Concept 26.1 Plants Develop in Response to the Environment
- Plant development is regulated by environmental cues, receptors, hormones, and the plant's genome.
- Seed dormancy, which has adaptive advantages, is maintained by a variety of mechanisms. When dormancy ends, the seed imbibes water, germinates, and develops into a seedling. Review Figure 26.1 and WEB ACTIVITIES 26.1 and 26.2
- Hormones and photoreceptors act through signal transduction pathways to regulate plant growth and development.
- Genetic screens using the model organism Arabidopsis thaliana have contributed greatly to our understanding of signal transduction pathways in plants. Review Figure 26.2
Concept 26.2 Gibberellins and Auxin Have Diverse Effects but a Similar Mechanism of Action
- Gibberellins stimulate growth of stems and fruits as well as mobilization of seed reserves in cereal crops. Review Figure 26.4 and WEB ACTIVITY 26.3
- Auxin is made in cells at the shoot apex and moves down to the growing region in a polar manner. Review Figure 26.5
- Lateral movement of auxin, mediated by auxin efflux carriers, is responsible for phototropism and gravitropism. Review Figure 26.6 and ANIMATED TUTORIAL 26.1
- Auxin plays roles in lateral root formation, leaf abscission, and apical dominance.
- The acid growth hypothesis explains how auxin promotes cell expansion by increasing proton pumps in the plasma membrane, which loosens the cell wall. Review Figure 26.7 and ANIMATED TUTORIAL 26.2
- Both auxin and gibberellins act by binding to their respective receptors, which then bind to a transcriptional repressor, leading to the repressor's breakdown in the proteasome. Review Figure 26.8
Concept 26.3 Other Plant Hormones Have Diverse Effects on Plant Development
- Cytokinins are adenine derivatives that often interact with auxin. They promote plant cell division, promote seed germination in some species, and inhibit stem elongation, among other activities.
- Cytokinins act on plant cells through a two-component signal transduction pathway. Review Figure 26.9
- A balance between auxin and ethylene controls leaf abscission. Ethylene promotes senescence and fruit ripening. It causes the stems of eudicot seedlings to form a protective apical hook. In stems, it inhibits elongation, promotes lateral swelling, and decreases sensitivity to gravitropic stimulation.

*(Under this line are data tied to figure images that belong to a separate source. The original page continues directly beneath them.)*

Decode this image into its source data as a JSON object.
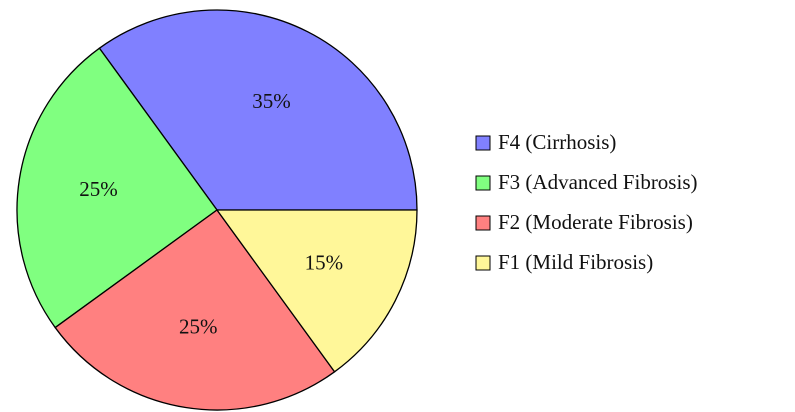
{
  "chart_data": {
    "type": "pie",
    "categories": [
      "F4 (Cirrhosis)",
      "F3 (Advanced Fibrosis)",
      "F2 (Moderate Fibrosis)",
      "F1 (Mild Fibrosis)"
    ],
    "values": [
      35,
      25,
      25,
      15
    ],
    "value_labels": [
      "35%",
      "25%",
      "25%",
      "15%"
    ],
    "colors": [
      "#8080ff",
      "#80ff80",
      "#ff8080",
      "#fff799"
    ],
    "legend": "right"
  }
}
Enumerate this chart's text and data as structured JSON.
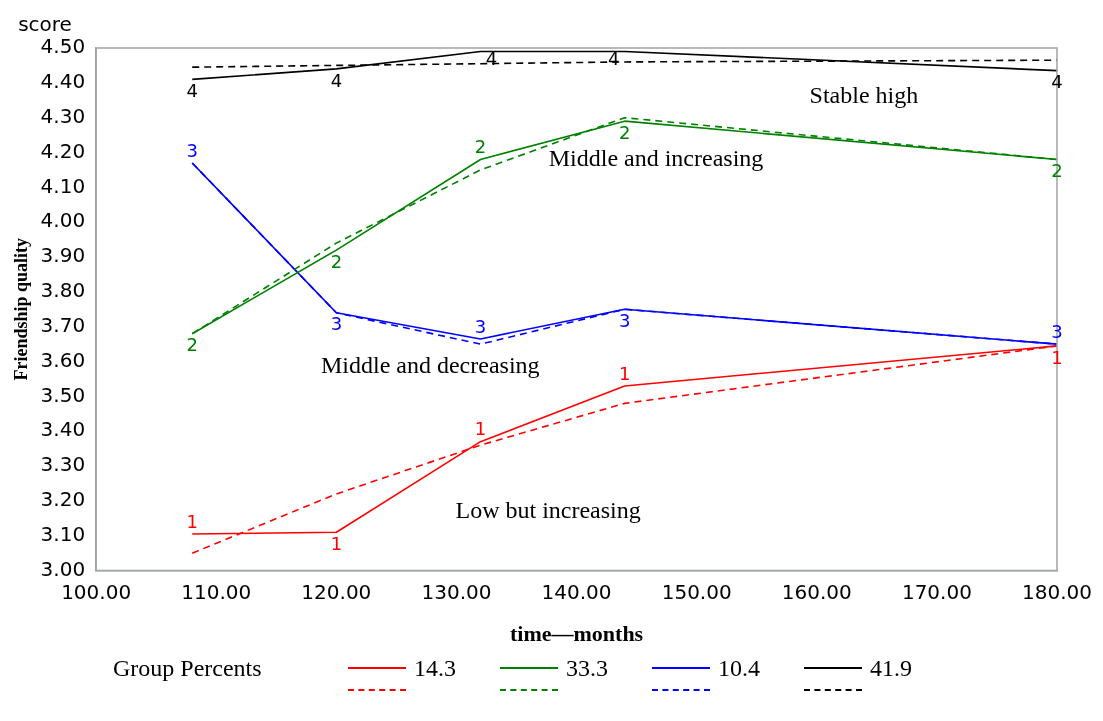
{
  "chart_data": {
    "type": "line",
    "xlabel": "time—months",
    "ylabel": "Friendship quality",
    "legend_title": "Group Percents",
    "legend": "bottom",
    "grid": false,
    "x": [
      108,
      120,
      132,
      144,
      180
    ],
    "xlim": [
      100,
      180
    ],
    "xticks": [
      {
        "value": 100,
        "label": "100.00"
      },
      {
        "value": 110,
        "label": "110.00"
      },
      {
        "value": 120,
        "label": "120.00"
      },
      {
        "value": 130,
        "label": "130.00"
      },
      {
        "value": 140,
        "label": "140.00"
      },
      {
        "value": 150,
        "label": "150.00"
      },
      {
        "value": 160,
        "label": "160.00"
      },
      {
        "value": 170,
        "label": "170.00"
      },
      {
        "value": 180,
        "label": "180.00"
      }
    ],
    "ylim": [
      3,
      4.5
    ],
    "yticks": [
      {
        "value": 3,
        "label": "3.00"
      },
      {
        "value": 3.1,
        "label": "3.10"
      },
      {
        "value": 3.2,
        "label": "3.20"
      },
      {
        "value": 3.3,
        "label": "3.30"
      },
      {
        "value": 3.4,
        "label": "3.40"
      },
      {
        "value": 3.5,
        "label": "3.50"
      },
      {
        "value": 3.6,
        "label": "3.60"
      },
      {
        "value": 3.7,
        "label": "3.70"
      },
      {
        "value": 3.8,
        "label": "3.80"
      },
      {
        "value": 3.9,
        "label": "3.90"
      },
      {
        "value": 4,
        "label": "4.00"
      },
      {
        "value": 4.1,
        "label": "4.10"
      },
      {
        "value": 4.2,
        "label": "4.20"
      },
      {
        "value": 4.3,
        "label": "4.30"
      },
      {
        "value": 4.4,
        "label": "4.40"
      },
      {
        "value": 4.5,
        "label": "4.50"
      }
    ],
    "series": [
      {
        "name": "14.3",
        "color": "#ff0000",
        "line_style": "solid",
        "values": [
          3.105,
          3.11,
          3.37,
          3.53,
          3.645
        ]
      },
      {
        "color": "#ff0000",
        "line_style": "dashed",
        "values": [
          3.05,
          3.22,
          3.36,
          3.48,
          3.645
        ]
      },
      {
        "name": "33.3",
        "color": "#008000",
        "line_style": "solid",
        "values": [
          3.68,
          3.92,
          4.18,
          4.29,
          4.18
        ]
      },
      {
        "color": "#008000",
        "line_style": "dashed",
        "values": [
          3.68,
          3.94,
          4.15,
          4.3,
          4.18
        ]
      },
      {
        "name": "10.4",
        "color": "#0000ff",
        "line_style": "solid",
        "values": [
          4.17,
          3.74,
          3.665,
          3.75,
          3.65
        ]
      },
      {
        "color": "#0000ff",
        "line_style": "dashed",
        "values": [
          4.17,
          3.74,
          3.65,
          3.75,
          3.65
        ]
      },
      {
        "name": "41.9",
        "color": "#000000",
        "line_style": "solid",
        "values": [
          4.41,
          4.44,
          4.49,
          4.49,
          4.435
        ]
      },
      {
        "color": "#000000",
        "line_style": "dashed",
        "values": [
          4.445,
          4.45,
          4.455,
          4.46,
          4.465
        ]
      }
    ],
    "annotations": [
      "score",
      "Stable high",
      "Middle and increasing",
      "Middle and decreasing",
      "Low but increasing",
      {
        "text": "1",
        "x": 108,
        "y": 3.105
      },
      {
        "text": "1",
        "x": 120,
        "y": 3.11
      },
      {
        "text": "1",
        "x": 132,
        "y": 3.37
      },
      {
        "text": "1",
        "x": 144,
        "y": 3.53
      },
      {
        "text": "1",
        "x": 180,
        "y": 3.645
      },
      {
        "text": "2",
        "x": 108,
        "y": 3.68
      },
      {
        "text": "2",
        "x": 120,
        "y": 3.92
      },
      {
        "text": "2",
        "x": 132,
        "y": 4.18
      },
      {
        "text": "2",
        "x": 144,
        "y": 4.29
      },
      {
        "text": "2",
        "x": 180,
        "y": 4.18
      },
      {
        "text": "3",
        "x": 108,
        "y": 4.17
      },
      {
        "text": "3",
        "x": 120,
        "y": 3.74
      },
      {
        "text": "3",
        "x": 132,
        "y": 3.665
      },
      {
        "text": "3",
        "x": 144,
        "y": 3.75
      },
      {
        "text": "3",
        "x": 180,
        "y": 3.65
      },
      {
        "text": "4",
        "x": 108,
        "y": 4.41
      },
      {
        "text": "4",
        "x": 120,
        "y": 4.44
      },
      {
        "text": "4",
        "x": 132,
        "y": 4.49
      },
      {
        "text": "4",
        "x": 144,
        "y": 4.49
      },
      {
        "text": "4",
        "x": 180,
        "y": 4.435
      }
    ]
  }
}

- Brassinosteroids promote cell elongation, pollen tube elongation, and vascular tissue differentiation but inhibit root elongation. Unlike animal steroids, these hormones act at a plasma membrane receptor.
- Abscisic acid inhibits seed germination, promotes dormancy, and stimulates stomatal closing in response to dry conditions in the environment.
Concept 26.4 Photoreceptors Initiate Developmental Responses to Light
- Phototropin is a blue-light receptor protein involved in phototropism. Zeaxanthin acts in conjunction with phototropin to mediate the light-induced opening of stomata. Cryptochromes are blue-light receptors that affect seedling development and flowering and inhibit cell elongation. Review Figure 26.10
- Phytochrome is a photoreceptor that exists in the cytosol in two interconvertible isoforms, Pr and Pfr. The relative amounts of these two isoforms are a function of the ratio of red to far-red light. Phytochrome plays a number of roles in photomorphogenesis. Review Figure 26.11
- The phytochrome signal transduction pathway affects transcription in two ways: the Pfr isoform interacts directly with some transcription factors and influences transcription indirectly by phosphorylating other proteins. Review Figure 26.12
- Circadian rhythms are changes that occur on a daily cycle. Light can entrain circadian rhythms through photoreceptors such as phytochrome.